Praktik pengasuhan anak yang dianggap normal sering kali dipengaruhi oleh bias budaya. Sebagai contoh, di Amerika Serikat ada kecenderungan untuk melindungi anak secara berlebihan. Namun, di Jepang, anak usia enam tahun sudah diizinkan pergi ke sekolah sendiri menggunakan transportasi umum. "Hal ini bukan karena orang tua di Jepang tidak peduli, tetapi karena mereka memiliki pendekatan berbeda dalam mengajarkan kemandirian," tambah Anies.

Anies juga menyoroti Finlandia yang terkenal dengan prestasi akademik tinggi. Di negara tersebut, anak-anak justru memiliki waktu istirahat yang lebih banyak dibandingkan anak-anak di negara lain. Hal ini menunjukkan adanya keseimbangan antara belajar dan bermain, yang sangat penting untuk perkembangan anak.

Menurut Gross-Loh, di Amerika Serikat pendekatan pengasuhan sering kali menekankan pentingnya memuji anak untuk meningkatkan kepercayaan diri. Namun, di negara lain, pendekatan ini tidak selalu ada. Mereka lebih fokus pada pengajaran kerja keras dan kontribusi kepada komunitas.

Anies mengingatkan bahwa walaupun buku ini menawarkan banyak wawasan baru, penting untuk memahami bahwa setiap praktik pengasuhan anak berakar pada konteks budaya dan sosial yang spesifik. "Saya sering mengatakan, adaptasi lebih penting daripada adopsi," tegas Anies.

Ia juga mengangkat pertanyaan tentang relevansi buku ini dengan Indonesia. "Sebagai negara dengan keragaman luar biasa, Indonesia memiliki praktik unik seperti gotong royong dalam membesarkan anak. Peran komunitas sangat penting dalam mendukung pengasuhan anak," katanya.

Anies mencontohkan, ide memberikan kemandirian sejak dini dapat menjadi inspirasi, tetapi perlu disesuaikan dengan konteks keamanan, keselamatan, dan infrastruktur di Indonesia.

"Dalam hal pendidikan, kita juga dapat belajar dari Finlandia untuk merancang kurikulum yang lebih seimbang. Apakah beban pekerjaan rumah untuk anak-anak kita sudah sesuai atau justru terlalu berat? Apakah mereka memiliki waktu bermain dan istirahat yang cukup sehingga proses belajar menjadi optimal?" tanya Anies.

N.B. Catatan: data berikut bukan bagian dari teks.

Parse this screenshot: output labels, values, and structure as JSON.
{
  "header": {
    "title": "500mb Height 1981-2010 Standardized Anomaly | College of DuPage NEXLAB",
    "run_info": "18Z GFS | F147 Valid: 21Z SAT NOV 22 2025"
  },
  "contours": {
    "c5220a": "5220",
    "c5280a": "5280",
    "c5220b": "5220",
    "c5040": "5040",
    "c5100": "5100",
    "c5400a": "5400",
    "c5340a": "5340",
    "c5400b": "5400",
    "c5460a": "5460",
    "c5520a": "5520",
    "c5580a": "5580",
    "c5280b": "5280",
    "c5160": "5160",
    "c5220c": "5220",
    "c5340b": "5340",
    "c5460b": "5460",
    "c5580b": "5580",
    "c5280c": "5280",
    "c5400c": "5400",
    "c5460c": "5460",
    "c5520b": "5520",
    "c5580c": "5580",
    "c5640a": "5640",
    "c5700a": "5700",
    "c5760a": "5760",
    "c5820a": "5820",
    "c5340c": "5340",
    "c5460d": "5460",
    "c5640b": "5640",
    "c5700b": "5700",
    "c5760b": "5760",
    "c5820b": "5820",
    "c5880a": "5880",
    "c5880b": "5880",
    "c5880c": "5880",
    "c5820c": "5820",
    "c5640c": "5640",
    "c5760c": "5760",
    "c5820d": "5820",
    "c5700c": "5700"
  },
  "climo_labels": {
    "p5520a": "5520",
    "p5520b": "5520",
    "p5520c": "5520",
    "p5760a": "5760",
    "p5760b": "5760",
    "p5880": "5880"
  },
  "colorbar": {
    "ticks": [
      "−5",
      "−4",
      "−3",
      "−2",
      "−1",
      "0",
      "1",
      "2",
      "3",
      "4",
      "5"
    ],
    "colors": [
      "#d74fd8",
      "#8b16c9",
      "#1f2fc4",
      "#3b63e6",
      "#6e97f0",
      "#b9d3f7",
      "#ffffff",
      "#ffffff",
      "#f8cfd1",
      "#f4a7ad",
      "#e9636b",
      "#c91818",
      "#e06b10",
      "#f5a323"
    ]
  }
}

Namun, ia kembali mengingatkan pentingnya kehati-hatian dalam membaca buku ini. "Walaupun buku ini sangat bagus dan penting, jangan langsung mengadopsi praktik asing tanpa mempertimbangkan konteks budaya Indonesia. Keragaman Indonesia sendiri perlu menjadi perhatian utama," ujar Anies.

Menurutnya, apa yang cocok dan berhasil di kawasan urban belum tentu cocok di pedesaan. Oleh karena itu, setiap praktik harus disesuaikan dengan konteks lokal.

Intinya, buku ini berhasil merefleksikan berbagai praktik pengasuhan anak di seluruh dunia. Pada akhirnya, pesan utama buku ini adalah bahwa tidak ada satu teknik pengasuhan yang benar. Yang terpenting adalah kreativitas dan fleksibilitas dalam membesarkan anak.